Ingredients:
- 2 1/2 cups (350g) of bread flour (you can use regular flour if you don't have bread flour)
- 5 Tbsp. (37g) sugar
- 1/2 tsp. (2.5g) salt
- Instant yeast 4g yeast (1 heaping tsp.)
- Lukewarm milk 190 ml (4/5 cup)
- 1 whole egg (55g)
- Unsalted butter 3 Tbsp. (40g)
Mix all ingredients except egg and unsalted butter and leave for 5 minutes for yeast to activate.
Add the egg. Mix with mixer. Cover and let rest for 15 minutes.
Add 3 Tbsp. unsalted butter and mix well. Form dough into a ball. Cover and allow to rise (proof) for 60 minutes at room temperature until dough doubles in size.
Flatten dough to make it easier to divide it into 16 portions (about 40g each). Shape each portion into a ball. Cover and allow the dough rest another 15 minutes.

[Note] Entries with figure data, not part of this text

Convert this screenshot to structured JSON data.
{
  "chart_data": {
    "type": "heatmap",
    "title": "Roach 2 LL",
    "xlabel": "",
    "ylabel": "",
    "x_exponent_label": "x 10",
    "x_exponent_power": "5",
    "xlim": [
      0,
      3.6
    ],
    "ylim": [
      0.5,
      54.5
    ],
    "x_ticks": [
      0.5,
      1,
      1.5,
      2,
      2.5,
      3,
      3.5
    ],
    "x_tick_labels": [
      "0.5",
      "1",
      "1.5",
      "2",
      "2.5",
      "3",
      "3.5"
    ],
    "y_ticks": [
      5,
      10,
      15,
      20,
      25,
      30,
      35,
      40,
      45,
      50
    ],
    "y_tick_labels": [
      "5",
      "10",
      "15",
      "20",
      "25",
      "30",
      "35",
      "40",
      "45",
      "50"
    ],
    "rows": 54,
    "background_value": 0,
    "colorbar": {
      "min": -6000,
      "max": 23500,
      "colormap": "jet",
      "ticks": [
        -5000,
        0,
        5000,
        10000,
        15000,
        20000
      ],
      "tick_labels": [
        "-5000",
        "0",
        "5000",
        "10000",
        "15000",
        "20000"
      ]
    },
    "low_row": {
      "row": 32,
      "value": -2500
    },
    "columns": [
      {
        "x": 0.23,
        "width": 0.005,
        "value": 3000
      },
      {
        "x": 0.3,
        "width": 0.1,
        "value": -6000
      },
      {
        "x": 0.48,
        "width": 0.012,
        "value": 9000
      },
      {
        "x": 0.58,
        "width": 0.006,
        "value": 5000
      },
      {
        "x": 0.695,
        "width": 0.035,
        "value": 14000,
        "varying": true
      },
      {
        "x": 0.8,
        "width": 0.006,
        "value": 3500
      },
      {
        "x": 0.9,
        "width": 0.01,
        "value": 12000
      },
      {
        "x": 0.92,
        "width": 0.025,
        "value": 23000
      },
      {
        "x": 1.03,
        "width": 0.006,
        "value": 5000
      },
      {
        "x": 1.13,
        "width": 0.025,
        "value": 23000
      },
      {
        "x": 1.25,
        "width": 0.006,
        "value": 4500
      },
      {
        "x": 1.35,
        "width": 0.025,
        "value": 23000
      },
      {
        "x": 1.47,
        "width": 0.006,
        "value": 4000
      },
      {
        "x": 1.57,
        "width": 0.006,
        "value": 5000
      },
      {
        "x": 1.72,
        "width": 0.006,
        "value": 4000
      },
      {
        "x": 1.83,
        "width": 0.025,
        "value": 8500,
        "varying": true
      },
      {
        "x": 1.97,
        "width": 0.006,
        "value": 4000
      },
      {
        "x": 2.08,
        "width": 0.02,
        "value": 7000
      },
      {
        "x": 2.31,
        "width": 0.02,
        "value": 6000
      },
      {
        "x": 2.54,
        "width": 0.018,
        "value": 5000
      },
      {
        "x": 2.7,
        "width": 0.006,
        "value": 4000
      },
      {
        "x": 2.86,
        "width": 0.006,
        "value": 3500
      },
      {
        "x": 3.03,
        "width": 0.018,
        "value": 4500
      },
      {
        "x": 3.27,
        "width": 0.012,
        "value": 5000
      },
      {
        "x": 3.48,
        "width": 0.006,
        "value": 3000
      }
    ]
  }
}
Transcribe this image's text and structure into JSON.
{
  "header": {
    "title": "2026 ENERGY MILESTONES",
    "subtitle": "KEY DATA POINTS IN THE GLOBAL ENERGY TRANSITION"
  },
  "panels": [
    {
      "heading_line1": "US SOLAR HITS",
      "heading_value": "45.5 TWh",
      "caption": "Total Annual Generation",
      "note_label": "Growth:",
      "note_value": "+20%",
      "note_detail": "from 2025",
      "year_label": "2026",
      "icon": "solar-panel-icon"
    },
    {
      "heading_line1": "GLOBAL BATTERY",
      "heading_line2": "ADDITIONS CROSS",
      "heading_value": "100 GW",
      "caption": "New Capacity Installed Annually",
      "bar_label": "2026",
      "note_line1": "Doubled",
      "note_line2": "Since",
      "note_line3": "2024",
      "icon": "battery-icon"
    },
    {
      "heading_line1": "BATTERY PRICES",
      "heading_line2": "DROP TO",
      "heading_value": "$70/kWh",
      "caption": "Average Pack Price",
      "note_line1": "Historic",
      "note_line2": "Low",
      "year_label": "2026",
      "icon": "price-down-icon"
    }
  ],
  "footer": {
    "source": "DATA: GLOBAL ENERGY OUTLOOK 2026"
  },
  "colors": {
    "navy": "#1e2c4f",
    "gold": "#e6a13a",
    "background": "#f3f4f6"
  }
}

On a flat surface, roll each piece into a round ball again. Place onto a baking pan spaced at least 1 inch apart from each other. Cover and allow to rise for another 60 minutes until dough doubles in size.
Brush with fresh milk.
Bake at lower middle of preheated oven at 350°F for 15-20 minutes.
Baste bread rolls with butter. Enjoy!